Ask HN: Are leetcode interviews going away?
For years, many companies have leaned heavily on leetcode-style algorithm problems in their interviews. I know many of us have always felt this was a questionable signal for real-world engineering skill, since most software engineers rarely (if ever) write novel algorithms during their day-to-day.
Now, with LLMs performing extremely well on these problems, the gap between “can solve interview puzzles” and “can do the job” seems wider than ever. In reality, a competent engineer today is quite likely to use an LLM to help solve such problems, so now the skill we’re testing in an interview isn’t even how they’d work in practice.
So my question is: Where do you think the software engineering interview process is heading next? Will we move toward more real-world scenarios? Systems design? Pair programming with AI in the loop? Something else entirely?
Curious to hear what trends you’re seeing or experimenting with at your companies.
Leetcode was never about being similar to real work. Companies aren't stupid - they know it's different and still think that they get useful signal from testing skills that don't match the day-to-day of the job. Whether that's appropriate or not is where the actual debate around the value of Leetcode is; the debate isn't whether leetcode is like day-to-day work, nobody is claiming that it is.

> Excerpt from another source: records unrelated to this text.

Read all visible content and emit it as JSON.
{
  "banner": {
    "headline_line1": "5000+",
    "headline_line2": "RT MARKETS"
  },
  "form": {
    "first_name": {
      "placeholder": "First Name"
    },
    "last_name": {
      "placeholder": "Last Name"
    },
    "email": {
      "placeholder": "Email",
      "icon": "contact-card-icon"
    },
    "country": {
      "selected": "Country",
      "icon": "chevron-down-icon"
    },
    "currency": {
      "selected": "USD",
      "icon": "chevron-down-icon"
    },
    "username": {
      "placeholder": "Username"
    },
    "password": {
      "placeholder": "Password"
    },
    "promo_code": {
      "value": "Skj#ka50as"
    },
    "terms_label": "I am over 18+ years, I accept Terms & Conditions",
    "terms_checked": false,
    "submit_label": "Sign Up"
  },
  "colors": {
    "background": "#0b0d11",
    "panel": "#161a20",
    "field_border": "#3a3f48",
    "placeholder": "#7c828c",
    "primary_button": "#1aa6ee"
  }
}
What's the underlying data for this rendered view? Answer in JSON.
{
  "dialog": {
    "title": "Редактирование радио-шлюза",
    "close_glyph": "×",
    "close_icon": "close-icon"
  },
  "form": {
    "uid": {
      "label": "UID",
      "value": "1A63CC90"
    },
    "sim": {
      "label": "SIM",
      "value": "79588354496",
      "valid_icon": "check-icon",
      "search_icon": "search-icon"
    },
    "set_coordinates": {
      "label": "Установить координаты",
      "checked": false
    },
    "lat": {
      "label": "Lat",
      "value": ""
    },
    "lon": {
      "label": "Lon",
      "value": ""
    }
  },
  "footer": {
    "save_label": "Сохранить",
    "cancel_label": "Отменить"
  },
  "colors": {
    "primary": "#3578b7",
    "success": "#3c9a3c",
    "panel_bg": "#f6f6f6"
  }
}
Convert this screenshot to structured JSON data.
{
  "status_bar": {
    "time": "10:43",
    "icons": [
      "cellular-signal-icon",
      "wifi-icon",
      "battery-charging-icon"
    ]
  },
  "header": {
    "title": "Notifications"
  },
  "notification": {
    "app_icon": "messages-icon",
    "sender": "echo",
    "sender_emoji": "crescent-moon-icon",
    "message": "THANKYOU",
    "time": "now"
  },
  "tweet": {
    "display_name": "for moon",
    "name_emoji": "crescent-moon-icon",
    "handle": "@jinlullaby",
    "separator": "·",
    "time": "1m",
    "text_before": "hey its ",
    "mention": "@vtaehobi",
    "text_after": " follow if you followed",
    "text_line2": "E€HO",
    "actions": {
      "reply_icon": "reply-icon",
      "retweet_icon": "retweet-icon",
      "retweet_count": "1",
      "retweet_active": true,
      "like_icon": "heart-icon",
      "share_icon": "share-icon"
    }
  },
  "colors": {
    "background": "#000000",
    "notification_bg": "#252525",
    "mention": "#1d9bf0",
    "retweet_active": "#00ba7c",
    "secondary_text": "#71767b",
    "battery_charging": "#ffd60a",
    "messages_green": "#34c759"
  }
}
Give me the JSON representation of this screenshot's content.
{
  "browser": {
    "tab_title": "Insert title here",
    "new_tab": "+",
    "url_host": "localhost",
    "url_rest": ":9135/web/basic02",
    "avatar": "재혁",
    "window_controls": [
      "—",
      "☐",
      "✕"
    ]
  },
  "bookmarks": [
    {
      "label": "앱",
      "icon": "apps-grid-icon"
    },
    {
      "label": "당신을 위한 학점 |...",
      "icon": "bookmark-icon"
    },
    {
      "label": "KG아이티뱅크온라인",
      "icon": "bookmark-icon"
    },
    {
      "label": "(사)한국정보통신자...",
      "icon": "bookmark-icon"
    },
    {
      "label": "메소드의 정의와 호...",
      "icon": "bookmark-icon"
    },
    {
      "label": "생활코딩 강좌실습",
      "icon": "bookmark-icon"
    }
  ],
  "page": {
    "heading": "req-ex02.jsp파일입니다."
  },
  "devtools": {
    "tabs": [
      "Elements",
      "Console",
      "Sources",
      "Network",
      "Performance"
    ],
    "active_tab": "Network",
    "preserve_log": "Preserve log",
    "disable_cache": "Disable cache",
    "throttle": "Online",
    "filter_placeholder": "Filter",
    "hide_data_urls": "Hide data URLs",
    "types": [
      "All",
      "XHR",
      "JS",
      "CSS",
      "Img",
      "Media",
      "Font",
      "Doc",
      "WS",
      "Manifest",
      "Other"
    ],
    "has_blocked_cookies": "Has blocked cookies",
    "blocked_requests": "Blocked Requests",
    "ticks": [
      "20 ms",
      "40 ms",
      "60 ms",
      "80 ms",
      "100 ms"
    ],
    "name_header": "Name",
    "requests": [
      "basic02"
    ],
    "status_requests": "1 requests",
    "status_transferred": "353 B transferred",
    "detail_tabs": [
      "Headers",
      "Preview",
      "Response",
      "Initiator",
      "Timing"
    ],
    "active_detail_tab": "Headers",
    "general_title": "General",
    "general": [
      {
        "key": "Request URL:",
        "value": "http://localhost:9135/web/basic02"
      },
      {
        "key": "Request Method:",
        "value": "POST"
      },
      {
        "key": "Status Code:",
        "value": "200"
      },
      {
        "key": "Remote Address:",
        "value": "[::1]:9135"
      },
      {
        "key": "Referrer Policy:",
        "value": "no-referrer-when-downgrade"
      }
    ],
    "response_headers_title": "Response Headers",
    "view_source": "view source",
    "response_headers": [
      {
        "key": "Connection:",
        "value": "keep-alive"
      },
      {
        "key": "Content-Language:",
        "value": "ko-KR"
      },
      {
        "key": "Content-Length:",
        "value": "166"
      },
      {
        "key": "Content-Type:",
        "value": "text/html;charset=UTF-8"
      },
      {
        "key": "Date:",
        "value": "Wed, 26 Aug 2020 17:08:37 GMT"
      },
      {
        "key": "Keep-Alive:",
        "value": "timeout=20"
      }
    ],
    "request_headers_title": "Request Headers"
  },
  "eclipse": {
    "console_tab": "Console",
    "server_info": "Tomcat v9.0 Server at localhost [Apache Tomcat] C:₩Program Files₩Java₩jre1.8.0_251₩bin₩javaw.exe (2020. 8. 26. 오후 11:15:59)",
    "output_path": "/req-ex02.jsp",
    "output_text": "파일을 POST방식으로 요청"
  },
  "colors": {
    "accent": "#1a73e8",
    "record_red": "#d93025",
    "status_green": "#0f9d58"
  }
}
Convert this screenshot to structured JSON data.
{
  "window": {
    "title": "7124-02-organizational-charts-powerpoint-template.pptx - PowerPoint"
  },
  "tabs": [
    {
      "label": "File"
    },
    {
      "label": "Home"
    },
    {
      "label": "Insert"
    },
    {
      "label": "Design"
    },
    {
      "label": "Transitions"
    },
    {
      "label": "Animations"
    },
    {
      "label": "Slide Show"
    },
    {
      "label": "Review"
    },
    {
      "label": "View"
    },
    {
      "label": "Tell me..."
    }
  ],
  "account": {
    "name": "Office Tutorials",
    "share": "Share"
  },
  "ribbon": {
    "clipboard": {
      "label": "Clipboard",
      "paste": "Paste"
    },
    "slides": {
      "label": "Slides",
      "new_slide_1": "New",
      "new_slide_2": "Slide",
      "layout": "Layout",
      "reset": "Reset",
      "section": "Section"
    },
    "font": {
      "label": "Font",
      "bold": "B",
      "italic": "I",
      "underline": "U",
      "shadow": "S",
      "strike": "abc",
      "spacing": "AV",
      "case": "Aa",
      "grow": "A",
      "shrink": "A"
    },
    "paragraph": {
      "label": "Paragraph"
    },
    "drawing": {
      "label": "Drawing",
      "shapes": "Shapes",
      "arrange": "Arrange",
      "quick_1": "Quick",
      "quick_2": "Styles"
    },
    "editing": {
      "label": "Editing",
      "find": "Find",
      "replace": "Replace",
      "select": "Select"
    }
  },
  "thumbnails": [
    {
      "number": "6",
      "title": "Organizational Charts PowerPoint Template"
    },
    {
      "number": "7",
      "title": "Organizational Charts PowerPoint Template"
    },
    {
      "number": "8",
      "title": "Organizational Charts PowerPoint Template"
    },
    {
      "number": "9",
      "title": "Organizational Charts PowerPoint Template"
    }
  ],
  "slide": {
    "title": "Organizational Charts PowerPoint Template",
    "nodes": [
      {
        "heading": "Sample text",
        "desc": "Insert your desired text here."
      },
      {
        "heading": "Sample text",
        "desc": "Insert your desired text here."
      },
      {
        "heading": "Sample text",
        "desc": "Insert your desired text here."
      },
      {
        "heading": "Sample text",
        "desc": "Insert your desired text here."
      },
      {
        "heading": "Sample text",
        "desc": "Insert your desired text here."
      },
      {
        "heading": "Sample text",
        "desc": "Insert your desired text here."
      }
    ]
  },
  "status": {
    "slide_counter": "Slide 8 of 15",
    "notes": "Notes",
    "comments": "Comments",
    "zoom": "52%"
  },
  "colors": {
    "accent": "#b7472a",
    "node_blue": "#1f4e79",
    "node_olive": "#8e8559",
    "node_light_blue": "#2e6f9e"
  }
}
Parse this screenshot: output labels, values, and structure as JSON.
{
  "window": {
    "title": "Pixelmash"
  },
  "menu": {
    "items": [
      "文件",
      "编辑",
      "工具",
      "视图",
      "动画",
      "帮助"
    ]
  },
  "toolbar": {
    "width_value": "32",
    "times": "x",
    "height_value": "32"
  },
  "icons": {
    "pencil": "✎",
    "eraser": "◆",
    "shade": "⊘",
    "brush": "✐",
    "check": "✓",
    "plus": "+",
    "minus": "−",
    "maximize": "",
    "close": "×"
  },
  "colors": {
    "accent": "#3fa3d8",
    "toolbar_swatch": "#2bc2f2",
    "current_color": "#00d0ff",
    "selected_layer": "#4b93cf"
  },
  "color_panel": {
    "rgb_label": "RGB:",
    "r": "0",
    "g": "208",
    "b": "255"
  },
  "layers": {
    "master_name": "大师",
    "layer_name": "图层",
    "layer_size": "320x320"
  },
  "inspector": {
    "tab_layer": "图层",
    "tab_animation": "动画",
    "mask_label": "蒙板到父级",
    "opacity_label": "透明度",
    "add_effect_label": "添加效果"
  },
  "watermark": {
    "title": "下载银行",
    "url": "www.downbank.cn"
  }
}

And LLMs don't make the difference you think they make to the viability of LC interviews. Before LLMs, you could solve an interview problem by looking it up in a database with solutions. Or (in real work) you solve these algorithmic problems by importing a library. LLMs are just the (n+1)th way to do the same thing.
Where LLMs play some role is that they make cheating in remote leetcode interviews easier.
I don't know where it's going but as of this moment Meta at least is still using them and it doesn't look like they're going to change anytime soon. Source: I have an upcoming interview with them. If I'm to believe what they tell me, you're not just scored on how well you can implement a solution, but how well you can explain in real time what your approach will be before you start coding and how well you communicate during the implementation. I was told to overcommunicate if anything even to the level of correcting typos. I don't think LLM's can do that yet.
Even if the LLM solves the question, you still have to explain the answer as if it were your own in a timed interview setting where there will be another human who will likely ask followup questions to see if you really did understand it.
I'm not a fan of leetcode interviews but I'm also not a fan of not being able to invert a binary tree. Programmers who are avoiding graph problems like a plague are programmers who are sawing off a branch they are sitting on. If you have no time to spend at least a month exploring graph problems then do not expect to have a multi decades career in programming.
Junior and remote positions get so many applications that leetcode tests are the only reliable filter to even get a reasonably sized set of applicants to choose from. So leetcode won't go away until the number of applicants drops or we find a better way to figure out if someone can code or not.
Work in previous projects is a good estimation. But it's going to shorten interviewing part only in smaller companies. In corpos you most likely still end being interviewed the same way as anyone else.
In my experience: definitely not, still plenty of the same leetcode tech screens I've seen over the past decade. But I could see more in-person interviews + white boarding coming soon, it's the only surefire way to keep people from cheating.